É por isso que estamos investindo na produção e difusão de conhecimento para formar os dirigentes partidários em todo o país e para explicitar quais são as suas principais tarefas. Estamos discutindo e sistematizando os conhecimentos, comportamentos e atitudes para um bom trabalho de base. Além disso, queremos entregar para os nossos quadros soluções para os problemas do tempo atual, como a inovação de propostas e discursos para dialogar com setores estratégicos da sociedade, como nos desafios da segurança pública, como tratar a questão da religião na política, como falar com os empresários de pequenos negócios.

Essas iniciativas visam com que mais gente conheça e simpatize com a proposta do Partido. Por isso, precisamos nos capacitar para combater as narrativas do senso comum usadas pela ultradireita para esvaziar as nossas propostas. Esse não é um desafio pequeno, visto que são usados valores que estão enraizados na nossa sociedade há centenas de anos, como “o argumento de que as mulheres precisam ganhar menos porque faltam mais no serviço, ficam grávidas etc” ou então a ideia de que “bandido bom é bandido morto” ou ainda que o “Estado é muito grande, muito pesado e que tem muito funcionário público” e a velha mentira de que “se tirar os direitos dos trabalhadores, vai ter emprego”.

Enfim, uma série de chavões que a direita usa e que nós temos que aprender a combater porque são ideias conservadoras e, muitas vezes, defendidas pela classe trabalhadora.

FOCUS – O PT nasceu para ser uma ferramenta da classe trabalhadora. Você acha que hoje ele dialoga com essa classe trabalhadora que tem se modificado tanto?

Paulo Okamotto – O partido dialoga com uma parte importante da classe trabalhadora, principalmente com os mais humildes que ganham de 0 a 2 salários mínimos. Mas o mundo do trabalho mudou, há novas relações de trabalho; a classe trabalhadora vê valores nas formas de prestar serviço, como a flexibilização de horário e a possibilidade de ter renda por iniciativa própria.
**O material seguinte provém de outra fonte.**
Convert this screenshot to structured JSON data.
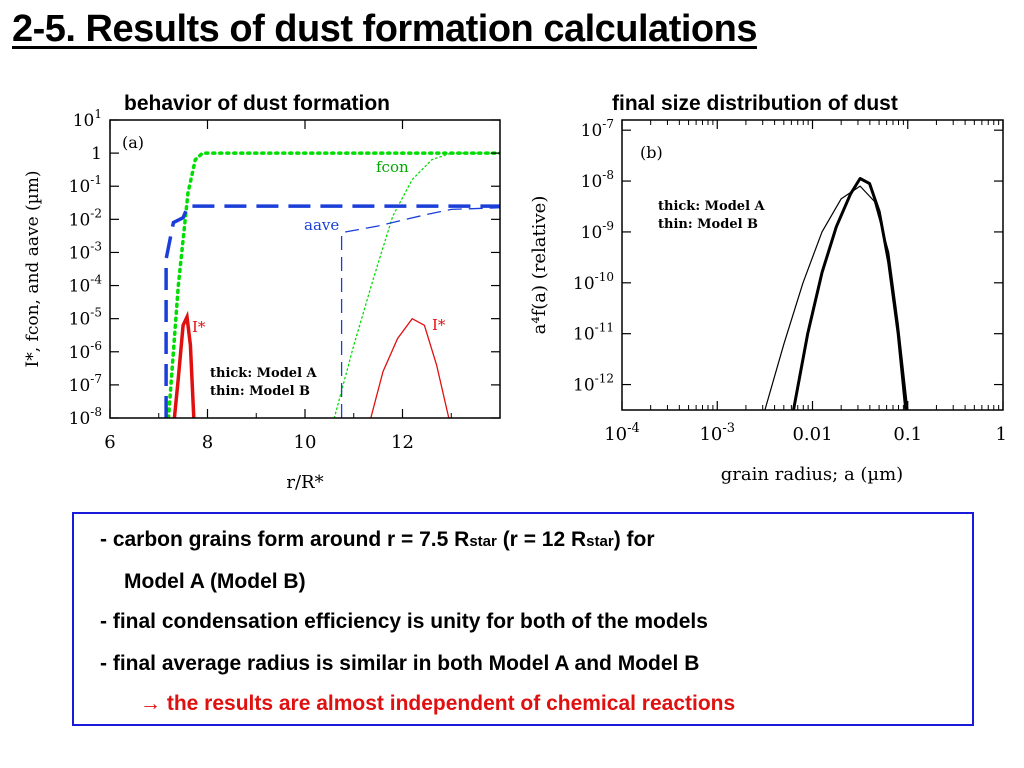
{
  "slide": {
    "title": "2-5. Results of dust formation calculations"
  },
  "panels": {
    "left_title": "behavior of dust formation",
    "right_title": "final size distribution of dust"
  },
  "chart_data": [
    {
      "type": "line",
      "panel_label": "(a)",
      "xlabel": "r/R*",
      "ylabel": "I*, fcon, and aave (µm)",
      "log_y": true,
      "xlim": [
        6,
        14
      ],
      "ylim": [
        -8,
        1
      ],
      "x_ticks": [
        "6",
        "8",
        "10",
        "12"
      ],
      "y_ticks": [
        "10^1",
        "1",
        "10^-1",
        "10^-2",
        "10^-3",
        "10^-4",
        "10^-5",
        "10^-6",
        "10^-7",
        "10^-8"
      ],
      "legend_note": [
        "thick: Model A",
        "thin: Model B"
      ],
      "series": [
        {
          "name": "fcon",
          "model": "A",
          "style": "thick-dotted",
          "color": "#00dd00",
          "points": [
            [
              7.2,
              -8
            ],
            [
              7.4,
              -4
            ],
            [
              7.6,
              -1.2
            ],
            [
              7.75,
              -0.2
            ],
            [
              7.9,
              0
            ],
            [
              14,
              0
            ]
          ]
        },
        {
          "name": "fcon",
          "model": "B",
          "style": "thin-dotted",
          "color": "#00dd00",
          "points": [
            [
              10.6,
              -8
            ],
            [
              11.0,
              -5.8
            ],
            [
              11.4,
              -3.8
            ],
            [
              11.8,
              -1.9
            ],
            [
              12.2,
              -0.8
            ],
            [
              12.6,
              -0.2
            ],
            [
              13.0,
              0
            ],
            [
              14,
              0
            ]
          ]
        },
        {
          "name": "aave",
          "model": "A",
          "style": "thick-dashed",
          "color": "#1a3fd8",
          "points": [
            [
              7.15,
              -8
            ],
            [
              7.15,
              -3.2
            ],
            [
              7.3,
              -2.1
            ],
            [
              7.5,
              -1.95
            ],
            [
              7.6,
              -1.6
            ],
            [
              14,
              -1.6
            ]
          ]
        },
        {
          "name": "aave",
          "model": "B",
          "style": "thin-dashed",
          "color": "#1a3fd8",
          "points": [
            [
              10.75,
              -8
            ],
            [
              10.75,
              -2.4
            ],
            [
              11.5,
              -2.2
            ],
            [
              12.5,
              -1.85
            ],
            [
              13.0,
              -1.7
            ],
            [
              14,
              -1.65
            ]
          ]
        },
        {
          "name": "I*",
          "model": "A",
          "style": "thick-solid",
          "color": "#e01010",
          "points": [
            [
              7.32,
              -8
            ],
            [
              7.4,
              -6.8
            ],
            [
              7.5,
              -5.2
            ],
            [
              7.58,
              -4.95
            ],
            [
              7.65,
              -5.8
            ],
            [
              7.72,
              -8
            ]
          ]
        },
        {
          "name": "I*",
          "model": "B",
          "style": "thin-solid",
          "color": "#e01010",
          "points": [
            [
              11.35,
              -8
            ],
            [
              11.6,
              -6.6
            ],
            [
              11.9,
              -5.6
            ],
            [
              12.2,
              -5.0
            ],
            [
              12.45,
              -5.2
            ],
            [
              12.7,
              -6.4
            ],
            [
              12.95,
              -8
            ]
          ]
        }
      ],
      "annotations": [
        {
          "text": "fcon",
          "color": "#00aa00"
        },
        {
          "text": "aave",
          "color": "#1a3fd8"
        },
        {
          "text": "I*",
          "color": "#e01010"
        },
        {
          "text": "I*",
          "color": "#e01010"
        }
      ]
    },
    {
      "type": "line",
      "panel_label": "(b)",
      "xlabel": "grain radius; a (µm)",
      "ylabel": "a⁴f(a) (relative)",
      "log_x": true,
      "log_y": true,
      "xlim": [
        -4,
        0
      ],
      "ylim": [
        -12.5,
        -6.8
      ],
      "x_ticks": [
        "10^-4",
        "10^-3",
        "0.01",
        "0.1",
        "1"
      ],
      "y_ticks": [
        "10^-7",
        "10^-8",
        "10^-9",
        "10^-10",
        "10^-11",
        "10^-12"
      ],
      "legend_note": [
        "thick: Model A",
        "thin: Model B"
      ],
      "series": [
        {
          "name": "Model A",
          "style": "thick",
          "color": "#000000",
          "points": [
            [
              -2.2,
              -12.5
            ],
            [
              -2.05,
              -11.0
            ],
            [
              -1.9,
              -9.8
            ],
            [
              -1.75,
              -8.9
            ],
            [
              -1.6,
              -8.25
            ],
            [
              -1.5,
              -7.95
            ],
            [
              -1.4,
              -8.05
            ],
            [
              -1.3,
              -8.6
            ],
            [
              -1.2,
              -9.6
            ],
            [
              -1.1,
              -11.0
            ],
            [
              -1.02,
              -12.5
            ]
          ]
        },
        {
          "name": "Model B",
          "style": "thin",
          "color": "#000000",
          "points": [
            [
              -2.5,
              -12.5
            ],
            [
              -2.3,
              -11.2
            ],
            [
              -2.1,
              -10.0
            ],
            [
              -1.9,
              -9.0
            ],
            [
              -1.7,
              -8.35
            ],
            [
              -1.5,
              -8.1
            ],
            [
              -1.35,
              -8.4
            ],
            [
              -1.2,
              -9.4
            ],
            [
              -1.1,
              -10.8
            ],
            [
              -1.0,
              -12.5
            ]
          ]
        }
      ]
    }
  ],
  "summary": {
    "line1_pre": "-  carbon grains form around r = 7.5 R",
    "line1_sub1": "star",
    "line1_mid": " (r = 12 R",
    "line1_sub2": "star",
    "line1_post": ") for",
    "line2": "Model A (Model B)",
    "line3": "-  final condensation efficiency is unity for both of the models",
    "line4": "-  final average radius is similar in both Model A and Model B",
    "line5_arrow": "→",
    "line5_text": " the results are almost independent of chemical reactions",
    "border_color": "#1a1adc",
    "highlight_color": "#e01010"
  }
}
Agora os trabalhadores não estão somente nas fábricas, mas estão em redes de empresas que compõem as cadeias de produção de valor. Por isso, para obter a maioria da sociedade, nós precisamos aprender, ter consciência e colocar em nossas preocupações a solução da angústia da classe média e dos empresários de pequenos negócios. Sem ter um discurso para eles, não seremos capazes de transformar o país. Acabar com a fome e a miséria, crescer e desenvolver o Brasil é uma missão de todos. E é justamente por isso que necessitamos ampliar o nosso diálogo e organização.

FOCUS – E o que você falaria para uma liderança que está ingressando no partido ou com dúvidas de ingressar no partido?

Paulo Okamotto – Eu falaria para ela que não tem saída sem a participação dela na política e a luta por mais equilíbrio social em todo mundo. Estamos vivendo tempos difíceis com o crescimento de conflitos, guerras, ataques à democracia e rebaixamento do papel dos trabalhadores. E se ela quer construir outra realidade, o lugar dela é no Partido. Em que pese as nossas debilidades, um partido político é uma grande ferramenta de transformação. Que ela possa vir somar para acabar com as nossas deficiências e construir um partido mais vigoroso e que nunca se conforme com as limitações dele e que seja sempre criativa e ousada na militância. Ou seja, que não se conforme com a mesmice. O que eu não nunca vou dizer é: “entre e participe só das tendências, participe do diretório e fique na disputa interna”. Eu não vou recomendar isso para ninguém que queira entrar no partido.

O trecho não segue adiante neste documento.